- Also known as: Städtisches Kammerorchester Hohenems
- Origin: Hohenems, Vorarlberg, Austria
- Genres: Classical music
- Occupation: Chamber orchestra
- Years active: 1990–present

= Kammerorchester Arpeggione =

Kammerorchester Arpeggione (also known as the Städtisches Kammerorchester Hohenems) is an Austrian chamber orchestra based in Hohenems, Vorarlberg, founded in autumn 1990 by the Georgian-born violinist Nana Jashvili, who served as its artistic founder and principal soloist, together with the violist Irakli Gogibedaschwili as managing co-founder. Jashvili drew on her international network of conductors and soloists to shape the ensemble's programme.

==Founding==

The orchestra was established in autumn 1990 in Hohenems, in the Austrian province of Vorarlberg.

Irakli Gogibedaschwili, a Georgian-born viola player and teacher based in Vorarlberg, served as co-founder and managing director (Initiator und Geschäftsführer) of the ensemble. Following Jashvili's departure in 1994, he took over full artistic and organisational direction of the orchestra and continues to serve as its Intendant.

The ensemble held the status of Städtisches Kammerorchester (municipal chamber orchestra) of Hohenems.

==Artistic direction and network==

The orchestra's artistic profile was built on Jashvili's personal international network, established through decades of performing across the Soviet Union and Europe. Conductors who appeared with the ensemble in its early seasons included Uroš Lajovic, Alexander Rudin (Chefdirigent from 1993), Saulius Sondeckis, and Vladimir Ashkenazy.
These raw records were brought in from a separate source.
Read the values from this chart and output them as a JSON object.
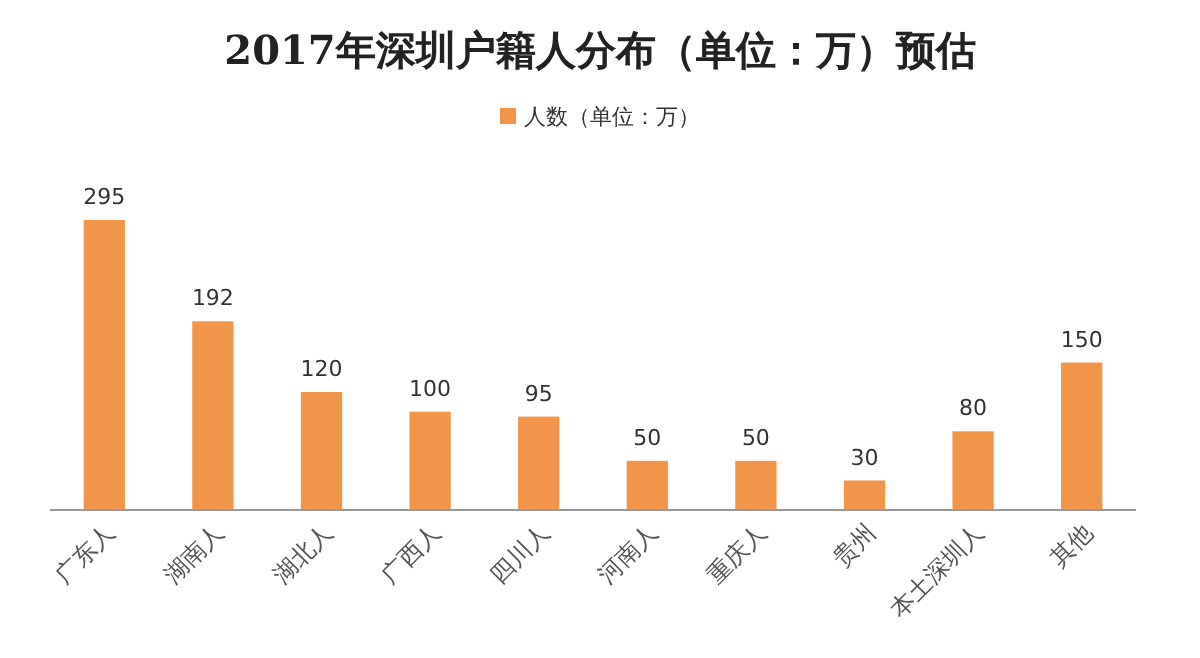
{
  "chart_data": {
    "type": "bar",
    "title": "2017年深圳户籍人分布（单位：万）预估",
    "categories": [
      "广东人",
      "湖南人",
      "湖北人",
      "广西人",
      "四川人",
      "河南人",
      "重庆人",
      "贵州",
      "本土深圳人",
      "其他"
    ],
    "series": [
      {
        "name": "人数（单位：万）",
        "color": "#f0954a",
        "values": [
          295,
          192,
          120,
          100,
          95,
          50,
          50,
          30,
          80,
          150
        ]
      }
    ],
    "data_labels": true,
    "legend": "top",
    "grid": false
  }
}
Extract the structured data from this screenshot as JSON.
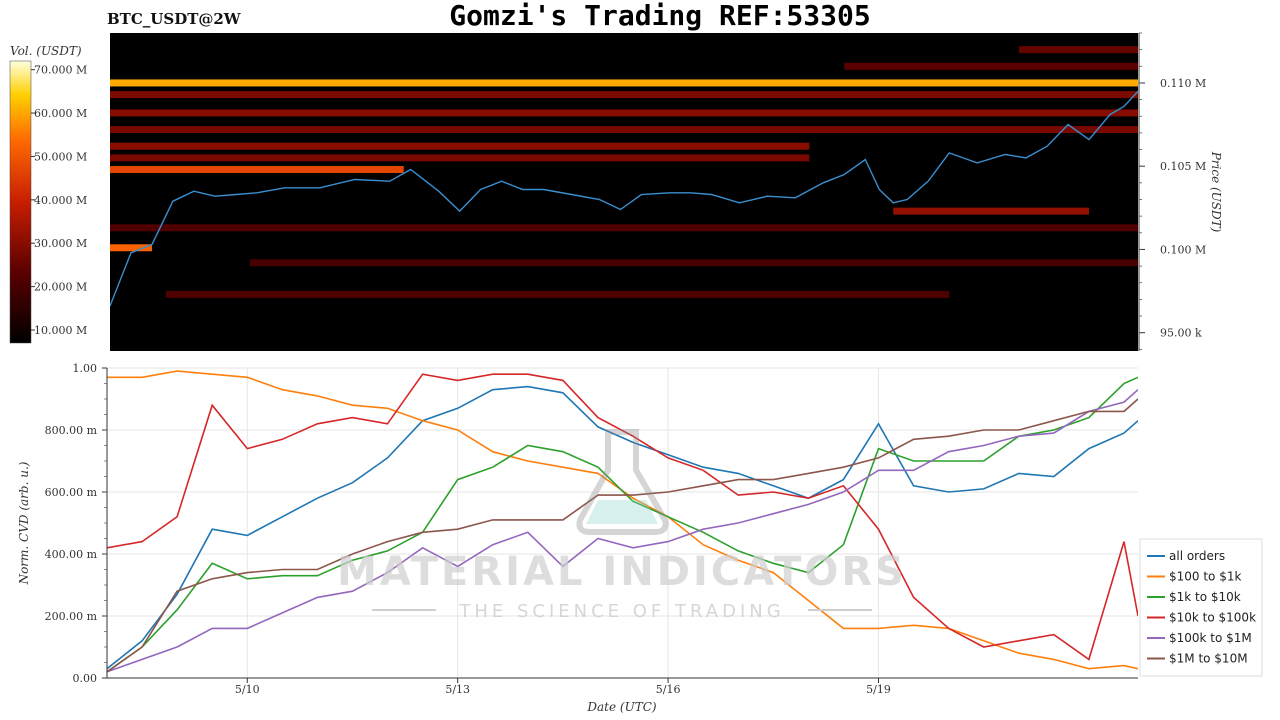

Gari Petrenko, father of conductor Kirill Petrenko, was active in the early years of the orchestra, serving as its first concertmaster and conductor. Nana Jashvili had invited the Petrenko family to settle in Hohenems, where Kirill Petrenko — later chief conductor of the Berlin Philharmonic — began his musical career in Western Europe as a teenager. Artists from Jashvili's international network who appeared with the ensemble included the conductors Alexander Rudin and Saulius Sondeckis, and the soloists Liana Isakadze, Natalia Gutman, Daniel Müller-Schott, Vadim Repin, Lisa Batiashvili, and Kirill Petrenko.

A recurring series, Sterne von Morgen (Stars of Tomorrow), presented internationally promising young artists at the outset of their careers. Among those who performed in this context were Vadim Repin, Lisa Batiashvili (then performing as Elisabeth Batiaschwili), Konstantin Lifschitz, Alexander Kobrin, Elisso Gogibedaschwili, Sergei Nakariakov, Claudio Bohórquez, and Kirill Petrenko.

==Repertoire and concerts==

Arpeggione presented chamber orchestra repertoire spanning the classical and romantic periods through twentieth-century music. Programmes included works by Joseph Haydn, Wolfgang Amadeus Mozart, Franz Schubert, Benjamin Britten, Dmitri Shostakovich, Alfred Schnittke, and Leonard Bernstein.

The orchestra performed regularly in Hohenems at the Rittersaal and Gräflicher Palast, and undertook international tours including concerts in Moscow and Saint Petersburg.

==Legacy==

By its 35th anniversary in 2025, the orchestra had given more than 1,300 concerts. Arpeggione was among the earliest chamber orchestras in Vorarlberg to bring internationally prominent soloists and conductors to the region on a sustained basis.